Verse 11-“Thus I considered all my activities which my hands had done and the labor which I had exerted, and behold all was vanity and striving after wind and there was no profit under the sun.”
I would take that to be a “no”. After getting all those things for himself-vanity and he had no profit. What a letdown! We expect more from our toys than that, don’t we? Shame on those toys!
Verses 12-17 are poetic in nature as he describes weighing fun with wisdom. In verse 12, he asks about the man who will come after him. He will probably not be satisfied with what the wise man did and will want to do it himself. You don’t want the hand-me-down, you want the new thing.
In verse 14, he compares the fool and the wise man with light and darkness. If you walk around in the dark, you can’t see what you are doing and you end up doing dumb things, like running into the wall or knocking over a lamp, when you could just turn on the light. At the end, however, they will meet the same fate-no matter what they do in this life.
In verse 15, he asks himself why he has been wise because what’s the point if he is just going to die. In verse 17, he hates life because his work was grievous and everything was vain. Have you ever felt that way?

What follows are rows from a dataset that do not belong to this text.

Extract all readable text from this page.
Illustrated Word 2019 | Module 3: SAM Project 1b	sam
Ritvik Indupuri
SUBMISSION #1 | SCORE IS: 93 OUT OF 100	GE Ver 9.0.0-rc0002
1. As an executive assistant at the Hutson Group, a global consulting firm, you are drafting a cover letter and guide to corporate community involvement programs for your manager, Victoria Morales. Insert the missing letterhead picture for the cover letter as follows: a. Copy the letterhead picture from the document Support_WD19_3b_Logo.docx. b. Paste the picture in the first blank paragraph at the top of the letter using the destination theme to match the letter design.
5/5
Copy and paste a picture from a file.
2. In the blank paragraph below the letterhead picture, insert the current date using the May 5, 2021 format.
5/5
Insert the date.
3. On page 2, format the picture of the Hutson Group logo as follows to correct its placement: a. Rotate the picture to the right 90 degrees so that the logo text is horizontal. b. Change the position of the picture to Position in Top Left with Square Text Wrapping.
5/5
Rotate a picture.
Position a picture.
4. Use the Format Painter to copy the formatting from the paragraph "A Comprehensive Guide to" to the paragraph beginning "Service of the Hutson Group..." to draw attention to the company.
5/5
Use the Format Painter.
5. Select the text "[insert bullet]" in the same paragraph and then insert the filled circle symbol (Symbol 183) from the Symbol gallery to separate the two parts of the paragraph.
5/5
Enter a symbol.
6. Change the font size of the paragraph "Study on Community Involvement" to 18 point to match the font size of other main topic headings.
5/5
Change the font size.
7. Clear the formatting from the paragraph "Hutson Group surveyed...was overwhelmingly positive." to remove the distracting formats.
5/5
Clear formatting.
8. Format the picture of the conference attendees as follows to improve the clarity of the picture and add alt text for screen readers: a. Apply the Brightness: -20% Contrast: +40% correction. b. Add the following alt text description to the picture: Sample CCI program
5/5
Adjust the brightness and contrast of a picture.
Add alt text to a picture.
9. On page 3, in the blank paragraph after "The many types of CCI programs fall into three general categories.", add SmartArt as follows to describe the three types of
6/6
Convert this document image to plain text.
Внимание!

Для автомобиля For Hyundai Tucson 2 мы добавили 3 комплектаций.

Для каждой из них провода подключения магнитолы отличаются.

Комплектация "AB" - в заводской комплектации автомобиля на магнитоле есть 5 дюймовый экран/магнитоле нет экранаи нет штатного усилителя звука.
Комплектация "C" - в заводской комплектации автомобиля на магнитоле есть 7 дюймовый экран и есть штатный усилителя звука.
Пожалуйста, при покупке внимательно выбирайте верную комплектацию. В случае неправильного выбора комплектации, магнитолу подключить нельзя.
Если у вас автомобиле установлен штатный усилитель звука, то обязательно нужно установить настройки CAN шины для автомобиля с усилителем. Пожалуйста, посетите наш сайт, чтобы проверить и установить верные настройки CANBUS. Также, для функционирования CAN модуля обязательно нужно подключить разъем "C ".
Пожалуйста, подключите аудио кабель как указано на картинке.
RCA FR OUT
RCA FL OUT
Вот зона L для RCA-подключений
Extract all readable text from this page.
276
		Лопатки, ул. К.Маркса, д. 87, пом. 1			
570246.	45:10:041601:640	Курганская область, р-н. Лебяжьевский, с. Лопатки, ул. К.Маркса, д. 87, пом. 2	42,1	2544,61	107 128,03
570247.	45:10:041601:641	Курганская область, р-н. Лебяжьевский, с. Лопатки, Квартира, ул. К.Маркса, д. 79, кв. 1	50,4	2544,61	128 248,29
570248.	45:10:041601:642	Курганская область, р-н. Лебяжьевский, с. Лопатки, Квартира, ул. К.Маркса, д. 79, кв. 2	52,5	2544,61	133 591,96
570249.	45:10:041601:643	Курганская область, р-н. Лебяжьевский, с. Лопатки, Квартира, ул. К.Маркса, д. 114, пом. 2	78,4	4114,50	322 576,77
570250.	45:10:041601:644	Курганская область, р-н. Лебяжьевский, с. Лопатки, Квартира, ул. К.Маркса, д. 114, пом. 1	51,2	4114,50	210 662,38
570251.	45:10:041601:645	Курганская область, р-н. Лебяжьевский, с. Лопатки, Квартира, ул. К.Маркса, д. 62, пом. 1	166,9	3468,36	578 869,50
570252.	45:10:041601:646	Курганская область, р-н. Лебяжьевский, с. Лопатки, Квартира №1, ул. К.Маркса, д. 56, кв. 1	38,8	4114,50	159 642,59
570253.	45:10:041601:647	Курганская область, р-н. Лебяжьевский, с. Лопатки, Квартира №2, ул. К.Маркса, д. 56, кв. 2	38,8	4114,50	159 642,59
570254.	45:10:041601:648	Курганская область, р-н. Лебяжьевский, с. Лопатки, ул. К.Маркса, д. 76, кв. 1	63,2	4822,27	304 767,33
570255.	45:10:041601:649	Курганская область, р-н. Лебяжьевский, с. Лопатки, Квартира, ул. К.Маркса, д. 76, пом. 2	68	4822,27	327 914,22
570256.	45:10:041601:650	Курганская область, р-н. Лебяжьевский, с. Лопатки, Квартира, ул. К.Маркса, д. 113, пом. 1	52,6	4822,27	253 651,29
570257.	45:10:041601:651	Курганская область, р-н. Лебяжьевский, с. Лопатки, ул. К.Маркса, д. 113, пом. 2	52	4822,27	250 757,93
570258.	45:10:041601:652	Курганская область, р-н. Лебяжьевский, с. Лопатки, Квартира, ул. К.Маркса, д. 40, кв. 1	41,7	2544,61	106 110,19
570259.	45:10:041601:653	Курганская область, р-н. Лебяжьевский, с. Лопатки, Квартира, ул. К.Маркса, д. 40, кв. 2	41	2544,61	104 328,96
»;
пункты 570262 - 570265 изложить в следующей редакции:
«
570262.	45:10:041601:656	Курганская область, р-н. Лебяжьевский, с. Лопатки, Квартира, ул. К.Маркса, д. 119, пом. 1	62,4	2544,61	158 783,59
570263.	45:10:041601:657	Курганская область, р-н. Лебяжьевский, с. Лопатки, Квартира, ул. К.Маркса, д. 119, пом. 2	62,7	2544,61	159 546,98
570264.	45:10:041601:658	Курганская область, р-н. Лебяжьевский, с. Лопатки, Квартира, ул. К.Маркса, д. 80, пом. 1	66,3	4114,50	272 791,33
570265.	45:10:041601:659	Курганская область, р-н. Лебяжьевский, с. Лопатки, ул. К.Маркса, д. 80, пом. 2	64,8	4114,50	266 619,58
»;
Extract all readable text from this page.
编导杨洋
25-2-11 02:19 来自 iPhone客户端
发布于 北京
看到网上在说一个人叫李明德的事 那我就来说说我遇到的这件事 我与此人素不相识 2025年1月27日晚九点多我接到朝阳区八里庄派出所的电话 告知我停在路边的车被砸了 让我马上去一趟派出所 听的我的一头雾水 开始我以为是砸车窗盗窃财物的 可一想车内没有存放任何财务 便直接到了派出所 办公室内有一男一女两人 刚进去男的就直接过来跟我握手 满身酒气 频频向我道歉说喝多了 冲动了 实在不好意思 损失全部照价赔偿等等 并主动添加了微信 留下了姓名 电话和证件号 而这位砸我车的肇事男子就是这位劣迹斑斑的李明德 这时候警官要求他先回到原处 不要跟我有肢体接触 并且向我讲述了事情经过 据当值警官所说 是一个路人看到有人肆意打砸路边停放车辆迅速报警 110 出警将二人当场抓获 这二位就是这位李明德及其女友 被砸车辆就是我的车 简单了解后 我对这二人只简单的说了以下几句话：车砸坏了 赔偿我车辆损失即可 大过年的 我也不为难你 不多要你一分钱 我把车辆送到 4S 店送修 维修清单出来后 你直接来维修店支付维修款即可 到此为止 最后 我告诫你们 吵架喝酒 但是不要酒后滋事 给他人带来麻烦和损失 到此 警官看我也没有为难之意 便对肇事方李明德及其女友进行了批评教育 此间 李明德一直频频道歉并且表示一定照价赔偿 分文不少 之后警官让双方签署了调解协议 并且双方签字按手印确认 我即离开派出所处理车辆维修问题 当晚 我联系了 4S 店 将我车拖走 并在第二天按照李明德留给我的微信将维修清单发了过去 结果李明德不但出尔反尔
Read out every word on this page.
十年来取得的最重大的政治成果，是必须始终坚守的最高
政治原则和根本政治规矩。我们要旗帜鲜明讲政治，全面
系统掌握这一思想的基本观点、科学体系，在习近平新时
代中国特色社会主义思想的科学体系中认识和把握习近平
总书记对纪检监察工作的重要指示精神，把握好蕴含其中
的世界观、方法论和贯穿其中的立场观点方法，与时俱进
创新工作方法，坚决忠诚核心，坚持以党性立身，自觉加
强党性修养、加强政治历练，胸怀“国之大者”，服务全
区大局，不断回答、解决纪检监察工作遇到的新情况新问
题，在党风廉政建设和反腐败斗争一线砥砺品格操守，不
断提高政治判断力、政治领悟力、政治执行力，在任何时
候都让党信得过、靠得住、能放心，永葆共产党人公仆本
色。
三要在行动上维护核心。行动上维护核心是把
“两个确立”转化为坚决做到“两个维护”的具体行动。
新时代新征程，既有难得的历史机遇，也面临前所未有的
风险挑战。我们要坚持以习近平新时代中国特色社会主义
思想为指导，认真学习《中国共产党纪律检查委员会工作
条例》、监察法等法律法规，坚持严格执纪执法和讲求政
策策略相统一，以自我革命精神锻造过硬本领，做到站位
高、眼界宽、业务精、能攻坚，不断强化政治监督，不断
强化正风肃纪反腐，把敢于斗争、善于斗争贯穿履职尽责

In verses 18-21, he basically says that life is not fair and he was in despair. He mentions the man who will come after him-will he be wise or foolish? Will he take care of what the wise man acquired? The wise man will have no control over his things after he is dead and it is not fair to have to hand over your things that you worked for to someone else. Sometimes I wonder who lives in my grandparents’ house and if they take care of it? My grandparents worked hard to build the house and took care of it for 50 years. It is only fair for the next person to take just as good care of it. It seems like people don’t take as good of care of things handed down to them, as opposed to working for it themselves.
Verse 22-He repeats his question of the vanity of life.
Verse 23-“Because all his days his task is painful and grievous; even at night his mind does not rest. This too is vanity.”
Have you ever lain awake, thinking about some project?
Verses 24-26-the wise man says that we should live our life and appreciate what we have because everything we have is a gift from God. He says if you don’t have God in your life, you can’t be happy. Think of all the celebrities who had it all and ended up committing suicide because their life was empty without God. So true. What is it worth without Him?